Multi-model pipelines

Apache Beam allows you to develop multi-model pipelines. This example demonstrates how to ingest and transform input data, run it through a model, and then pass the outcome of your first model into a second model. This page explains how multi-model pipelines work and gives an overview of what you need to know to build one.

Before reading this section, it is recommended that you become familiar with the information in the Pipeline development lifecycle.

How to build a Multi-model pipeline with Beam

A typical machine learning workflow involves a series of data transformation steps, such as data ingestion, data processing tasks, inference, and post-processing. Apache Beam enables you to orchestrate all of those steps together by encapsulating them in a single Apache Beam Directed Acyclic Graph (DAG), which allows you to build resilient and scalable end-to-end machine learning systems.

To deploy your machine learning model in an Apache Beam pipeline, use the RunInferenceAPI, which facilitates the integration of your model as a PTransform step in your DAG. Composing multiple RunInference transforms within a single DAG makes it possible to build a pipeline that consists of multiple ML models. In this way, Apache Beam supports the development of complex ML systems.

You can use different patterns to build multi-model pipelines in Apache Beam. This page explores A/B patterns and cascade patterns.

A/B Pattern

The A/B pattern describes a framework multiple where ML models are running in parallel. One application for this pattern is to test the performance of different machine learning models and decide whether a new model is an improvement over an existing one. This is also known as the “Champion/Challenger” method. Typically, you define a business metric to compare the performance of a control model with the current model.

An example could be recommendation engine models where you have an existing model that recommends ads based on the user’s preferences and activity history. When deciding to deploy a new model, you could split the incoming user traffic into two branches, where half of the users are exposed to the new model and the other half to the current one.

After, you can measure the average click-through rate (CTR) of ads for both sets of users over a defined period of time to determine if the new model is performing better than the existing one.

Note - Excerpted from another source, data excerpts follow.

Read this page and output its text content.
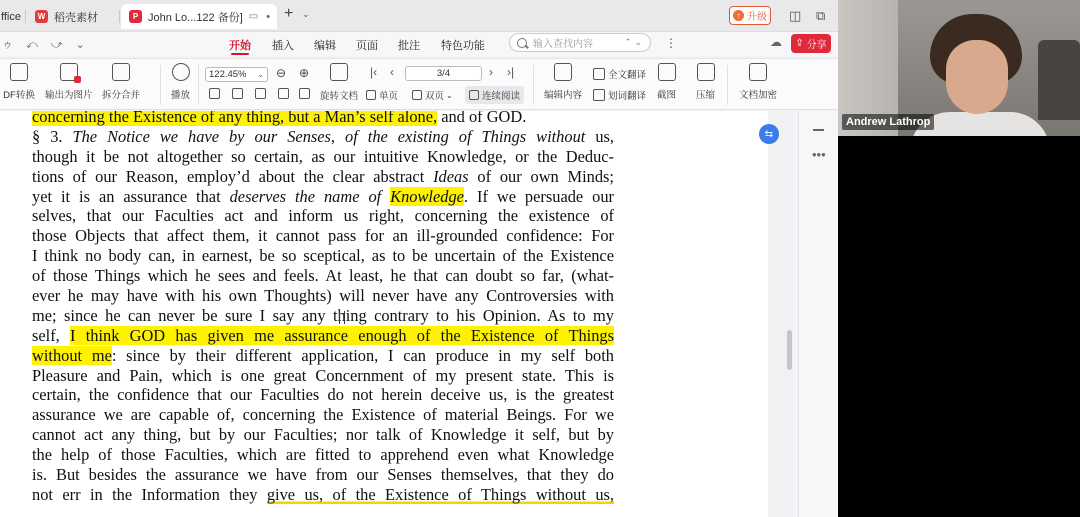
ffice	W 稻壳素材	P John Lo...122 备份] ▭ • + ⌄	↑ 升级 ◫ ⧉
ゥ ⤺ ⤻ ⌄	开始 插入 编辑 页面 批注 特色功能	输入查找内容	⌃ ⌄ ⋮	☁ ⇪ 分享
DF转换 输出为图片 拆分合并	播放
122.45% ⌄ ⊖ ⊕
旋转文档
|‹ ‹	3/4	› ›|
单页	双页 ⌄	连续阅读	编辑内容
全文翻译
划词翻译 截图 压缩	文档加密
concerning the Existence of any thing, but a Man’s self alone, and of GOD.
§ 3. The Notice we have by our Senses, of the existing of Things without us,
though it be not altogether so certain, as our intuitive Knowledge, or the Deduc-
tions of our Reason, employ’d about the clear abstract Ideas of our own Minds;
yet it is an assurance that deserves the name of Knowledge. If we persuade our
selves, that our Faculties act and inform us right, concerning the existence of
those Objects that affect them, it cannot pass for an ill-grounded confidence: For
I think no body can, in earnest, be so sceptical, as to be uncertain of the Existence
of those Things which he sees and feels. At least, he that can doubt so far, (what-
ever he may have with his own Thoughts) will never have any Controversies with
me; since he can never be sure I say any thing contrary to his Opinion. As to my
self, I think GOD has given me assurance enough of the Existence of Things
without me: since by their different application, I can produce in my self both
Pleasure and Pain, which is one great Concernment of my present state. This is
certain, the confidence that our Faculties do not herein deceive us, is the greatest
assurance we are capable of, concerning the Existence of material Beings. For we
cannot act any thing, but by our Faculties; nor talk of Knowledge it self, but by
the help of those Faculties, which are fitted to apprehend even what Knowledge
is. But besides the assurance we have from our Senses themselves, that they do
not err in the Information they give us, of the Existence of Things without us,
⇆
•••
Andrew Lathrop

import apache_beam as beam

with beam.Pipeline() as pipeline:
   userset_a_traffic, userset_b_traffic =
     (pipeline | 'ReadFromStream' >> beam.ReadFromStream('stream_source')
               | ‘Partition’ >> beam.partition(split_dataset, 2, ratio=[5, 5])
     )

model_a_predictions = userset_a_traffic | RunInference(<model_handler_A>)
model_b_predictions = userset_b_traffic | RunInference(<model_handler_B>)

Where beam.partition is used to split the data source into 50/50 split partitions. For more information about data partitioning, see Partition.

Cascade Pattern

The Cascade pattern is used when the solution to a problem involves a series of ML models. In this scenario, the output of a model is typically transformed to a suitable format using a PTransform before passing it to another model.

with pipeline as p:
   data = p | 'Read' >> beam.ReadFromSource('a_source')
   model_a_predictions = data | RunInference(<model_handler_A>)
   model_b_predictions = model_a_predictions | beam.ParDo(post_processing()) | RunInference(<model_handler_B>)

The Ensemble model using an image captioning and ranking example notebook shows an end-to-end example of a cascade pipeline used to generate and rank image captions. The solution consists of two open-source models:

  1. A caption generation model (BLIP) that generates candidate image captions from an input image.
  2. A caption ranking model (CLIP) that uses the image and candidate captions to rank the captions in the order in which they best describe the image.